I saw this firsthand in the wedding I performed years ago for an Evangelical Christian marrying a Muslim. Stepping in when no other clergy would officiate at the ceremony, I saw that the grooms family from the backwoods of Washington State was discarding prejudice about Muslim-Americans day by day. Before meeting the brilliant bride, they associated Muslims solely with terrorism. Over time, they came to embrace the bride as a warm, loving, brilliant professional and true partner to the groom. They could not hate Muslims or see them as a homogeneous group once they knew individual Muslims personally.

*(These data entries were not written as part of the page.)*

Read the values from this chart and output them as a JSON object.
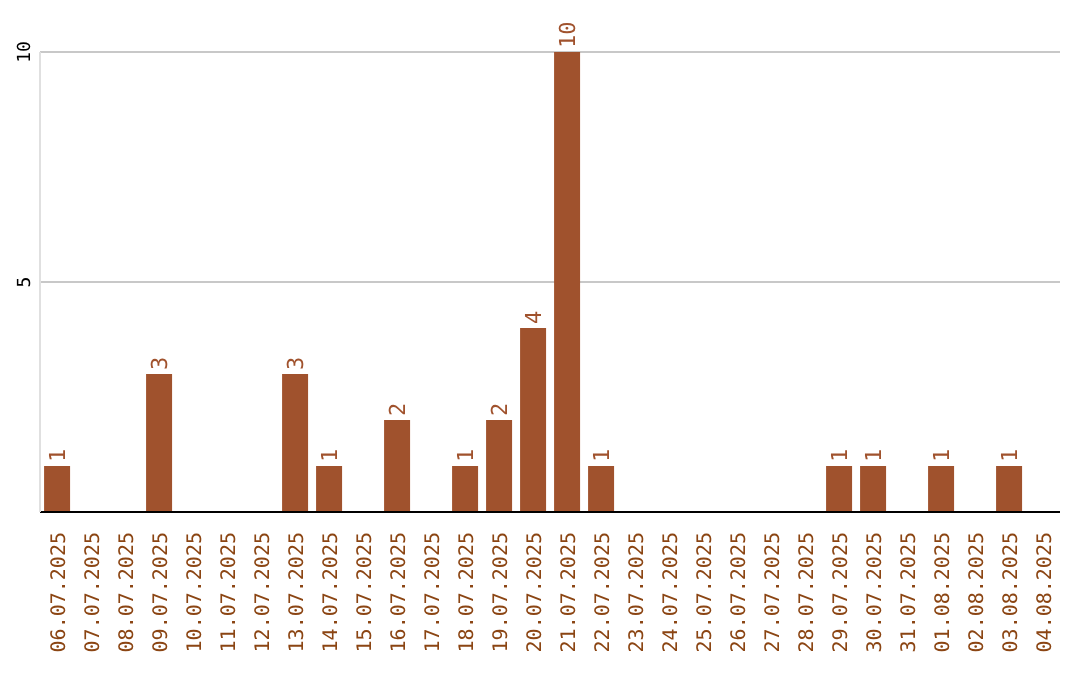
{
  "chart_data": {
    "type": "bar",
    "categories": [
      "06.07.2025",
      "07.07.2025",
      "08.07.2025",
      "09.07.2025",
      "10.07.2025",
      "11.07.2025",
      "12.07.2025",
      "13.07.2025",
      "14.07.2025",
      "15.07.2025",
      "16.07.2025",
      "17.07.2025",
      "18.07.2025",
      "19.07.2025",
      "20.07.2025",
      "21.07.2025",
      "22.07.2025",
      "23.07.2025",
      "24.07.2025",
      "25.07.2025",
      "26.07.2025",
      "27.07.2025",
      "28.07.2025",
      "29.07.2025",
      "30.07.2025",
      "31.07.2025",
      "01.08.2025",
      "02.08.2025",
      "03.08.2025",
      "04.08.2025"
    ],
    "values": [
      1,
      0,
      0,
      3,
      0,
      0,
      0,
      3,
      1,
      0,
      2,
      0,
      1,
      2,
      4,
      10,
      1,
      0,
      0,
      0,
      0,
      0,
      0,
      1,
      1,
      0,
      1,
      0,
      1,
      0
    ],
    "value_labels": [
      "1",
      null,
      null,
      "3",
      null,
      null,
      null,
      "3",
      "1",
      null,
      "2",
      null,
      "1",
      "2",
      "4",
      "10",
      "1",
      null,
      null,
      null,
      null,
      null,
      null,
      "1",
      "1",
      null,
      "1",
      null,
      "1",
      null
    ],
    "color": "#a0522d",
    "ylim": [
      0,
      10
    ],
    "yticks": [
      5,
      10
    ],
    "grid": "y"
  }
}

The movement for LGBTQ rights likewise grew with historic speed because of the queer people who came out to their families and friends across the country with a combination of bravery and love. It was easy for many to hate the concept of a person who did not fit preconceived social norms, but incredibly difficult to hate a sibling, child, or friend with so many wonderful attributes who also happened to be in the LGBTQ community. The personal became political, and LGBTQ rights surged forward once most Americans knew someone who self-identified as queer. The rights of gay, lesbian, bisexual, and transgender people became understood as fundamental human rights through relationship.

So today, as we encounter the rising tide of hatred in white supremacy, racism, xenophobia, homophobia, and transphobia, we must also look to the possibility that haters are also hurting. We must look to the possibility that people who hate are terribly isolated and that those living in a bubble are not the educated denizens of coastal cities, but those who feel so socially alone in rural and suburban areas of America.

While isolation can never justify hate, we acknowledge it as a potential explanation. Perhaps relationship and genuine friendship can help the growing chorus of angry voices process their upset in more healthy ways and rid themselves of fear of so many groups in our society. For us, this means bravely reaching out to people who hold bigoted views and engaging them in conversation and dialogue not merely diatribes. We will not change minds or win votes by isolating people who are already crying out for connection, albeit in hateful ways.

If relationships have been central to humanity since first our tradition found words to describe human beings, then surely we need them in order to reweave the social fabric that is fraying across the country and to weave more tightly the relationships that give meaning to our lives.